La rumeur familiale laisse entendre que cet enfant est issu des amours illégitimes de sa mère avec un riche bourgeois célibataire chez qui elle était placée comme servante. Cet homme n'aurait pas pu l'épouser car il serait décédé prématurément d'un accident de chasse.
Pierre ESCARBASSIERE est donc scolarisé à l'école de SANSAC-DE-MARMIESSE. En 1880 il est inscrit dans la liste des enfants admis gratuitement à l'école primaire. Il habite au bourg avec sa mère (ses grands-parents sont décédés) qui est déclarée : journalière.
L'émigration en CASTILLE, par l'intermédiaire d'amis ou de membres de la famille déjà expatriés, étant une constante des habitants de ce canton (voir la très importante thèse de madame Rose DUROUX sur ce sujet), Pierre quitte l'AUVERGNE pour l'ESPAGNE vers 1885. Une information familiale fait état d'une première installation à VILLAVICIOSA-DE-ODON (banlieue sud de MADRID) sur invitation d'une famille VIDAL, mais la famille ROUX (originaire de SANSAC-DE-MARMIESSE) possédait également de nombreux commerces dans cette région.
Il revient en AUVERGNE pour accomplir ses obligations militaires. Le 21 novembre 1890 il est incorporé au 139eme de ligne basé à AURILLAC. Il est indiqué dans ses papiers militaires que sa taille est de 1m55, que ses cheveux sont châtains et ses yeux gris. Son métier est "marchand". Il est donné comme sachant lire et écrire mais pas compter (il faut être particulièrement naïf pour croire qu'un marchand auvergnat ne sait pas compter) A l'issue de son service militaire, le 23 septembre 1891, il déclare regagner son domicile situé dans la commune de MOSTOLES près MADRID. La destruction des archives de cette commune, durant la guerre civile, ne permet pas de retrouver de plus amples renseignements sur cette partie de sa vie.
Nous le retrouvons ensuite dans la commune de VICALVARO, toujours dans la banlieue sud de MADRID, où il apparaît dans le "padron de vecinos" de l'année 1898 comme résidant dans le village depuis deux ans. Il y est domicilié au numéro 2 de la Plaza de la Constitucion en compagnie d'un nommé Pierre CARRIER, commerçant et français comme lui. Il est donc venu s'installer à VICALVARO en 1895 ou 1896.

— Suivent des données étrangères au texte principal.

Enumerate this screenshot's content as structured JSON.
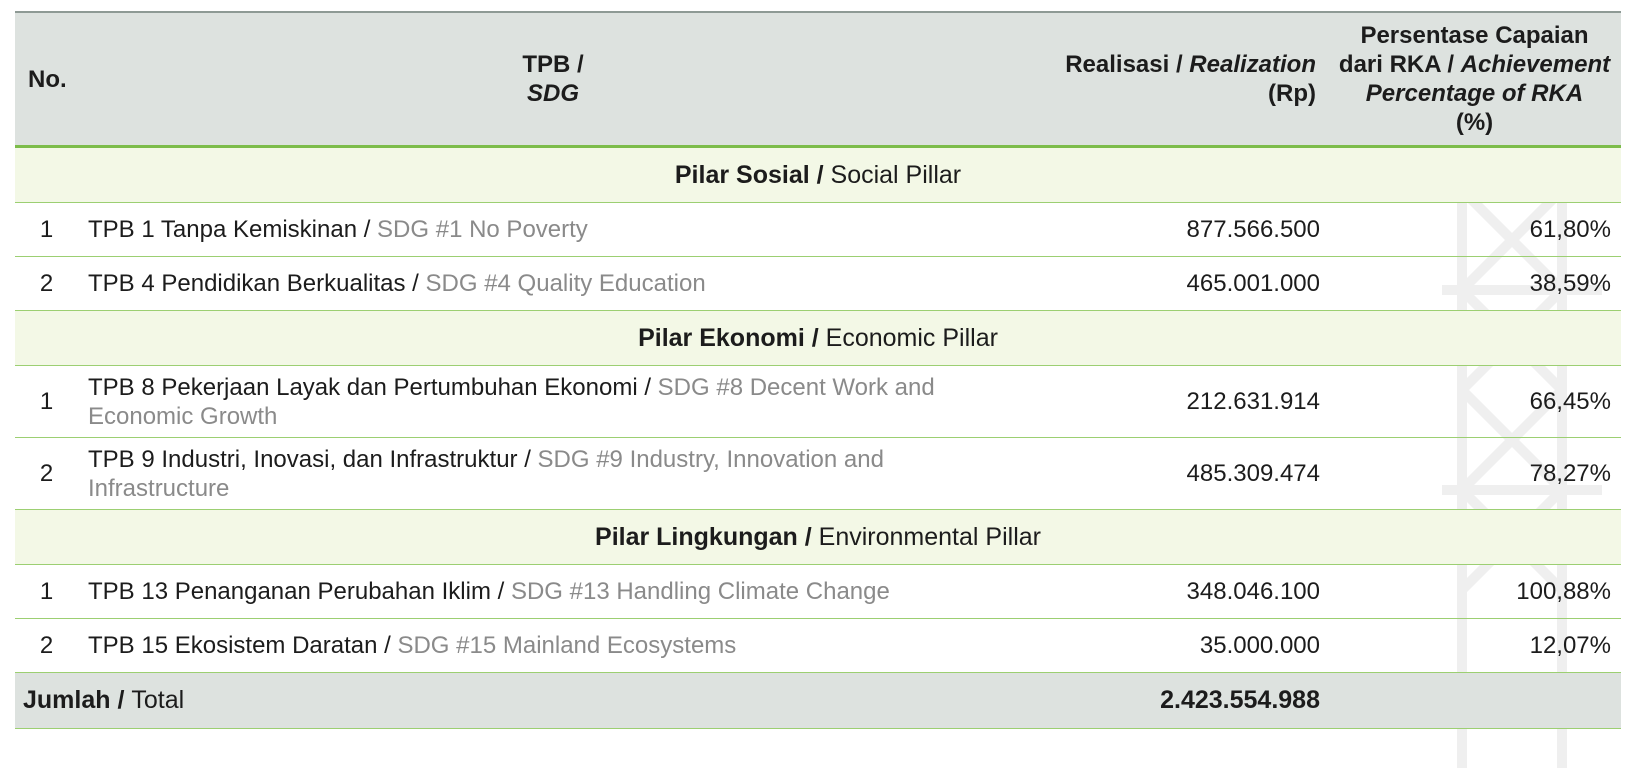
{
  "header": {
    "no": "No.",
    "sdg_id": "TPB /",
    "sdg_en": "SDG",
    "realization_id": "Realisasi / ",
    "realization_en": "Realization",
    "realization_unit": "(Rp)",
    "pct_line1": "Persentase Capaian",
    "pct_line2_id": "dari RKA / ",
    "pct_line2_en": "Achievement",
    "pct_line3_en": "Percentage of RKA",
    "pct_unit": "(%)"
  },
  "pillars": [
    {
      "title_id": "Pilar Sosial / ",
      "title_en": "Social Pillar",
      "rows": [
        {
          "no": "1",
          "name_id": "TPB 1 Tanpa Kemiskinan / ",
          "name_en": "SDG #1 No Poverty",
          "realization": "877.566.500",
          "pct": "61,80%"
        },
        {
          "no": "2",
          "name_id": "TPB 4 Pendidikan Berkualitas / ",
          "name_en": "SDG #4 Quality Education",
          "realization": "465.001.000",
          "pct": "38,59%"
        }
      ]
    },
    {
      "title_id": "Pilar Ekonomi / ",
      "title_en": "Economic Pillar",
      "rows": [
        {
          "no": "1",
          "name_id": "TPB 8 Pekerjaan Layak dan Pertumbuhan Ekonomi / ",
          "name_en": "SDG #8 Decent Work and Economic Growth",
          "realization": "212.631.914",
          "pct": "66,45%"
        },
        {
          "no": "2",
          "name_id": "TPB 9 Industri, Inovasi, dan Infrastruktur / ",
          "name_en": "SDG #9 Industry, Innovation and Infrastructure",
          "realization": "485.309.474",
          "pct": "78,27%"
        }
      ]
    },
    {
      "title_id": "Pilar Lingkungan / ",
      "title_en": "Environmental Pillar",
      "rows": [
        {
          "no": "1",
          "name_id": "TPB 13 Penanganan Perubahan Iklim / ",
          "name_en": "SDG #13 Handling Climate Change",
          "realization": "348.046.100",
          "pct": "100,88%"
        },
        {
          "no": "2",
          "name_id": "TPB 15 Ekosistem Daratan / ",
          "name_en": "SDG #15 Mainland Ecosystems",
          "realization": "35.000.000",
          "pct": "12,07%"
        }
      ]
    }
  ],
  "total": {
    "label_id": "Jumlah / ",
    "label_en": "Total",
    "value": "2.423.554.988"
  },
  "colors": {
    "header_bg": "#dde2df",
    "pillar_bg": "#f3f8e6",
    "accent_green": "#7cbc4a",
    "english_text": "#8a8a8a"
  }
}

Dans ce village était installé à cette époque comme commerçant en "comestibles" Luis PUECHALDON y Compania (en 1900 il est également "tahonas" (boulanger). Un autre auvergnat : Eugénio VERMENOUCE tient un commerce de "tejidos" (tissus). Nous n'avons pas retrouvé de registre de commerce antérieur à 1900 pour ce village de VICALVARO (2288 habitants).
L'on peut supposer qu'il travaillait pour la famille PUECHALDOU car, à partir de l'année 1903 il apparaît comme commerçant en "comestibles".
Entre temps il épouse, le 04 juillet 1899 à VICALVARO, Maria Del Carmen Donatila MUNOZ SANCHEZ, âgée d'à peine 21 ans; il en a 30. Elle est née à VICALVARO le 30 juillet 1878 de Anselmo MUNOZ VAZQUEZ ET DE Juana SANCHEZ ROS, natifs tous les deux de VICALVARO. Son père a été antérieurement Alcade de VICALVARO; à noter qu'il mesurait 2m05 et sa fille 1m78 (soit 23 cm de plus que son mari).
Ils auront quatre enfants :
- Juliana Enriqueta née le 03 mai 1900 qui épousera à VICALVARO, en décembre 1925, Rafael MARTINEZ, juge. Ils s'installerons à CARACAS (Venezuela) et auront cinq garçons. Elle décédera à CARACAS en février 1979.
- Antonio né le 03 décembre 1901, qui décédera le 15 mai 1902 de la rougeole.
- Miguel Enrique né le 05 juillet 1903 qui épousera Philomène CONORT à AURILLAC le 24 mars 1933 et en aura trois enfants. Il décédera à YVETOT (Seine-Maritime) le 12 août 1994. - Juana née le 17 janvier 1905 dont nous n'avons pu trouver la date du décès; a la date du décès de sa mère, en juin 1911 elle n'est plus en vie. En effet un cinquième accouchement se termine dramatiquement pour Maria Del Carmen Donatila qui décède le 24 juin 1911 de fièvres puerpérales, n'ayant pu mettre son bébé au monde.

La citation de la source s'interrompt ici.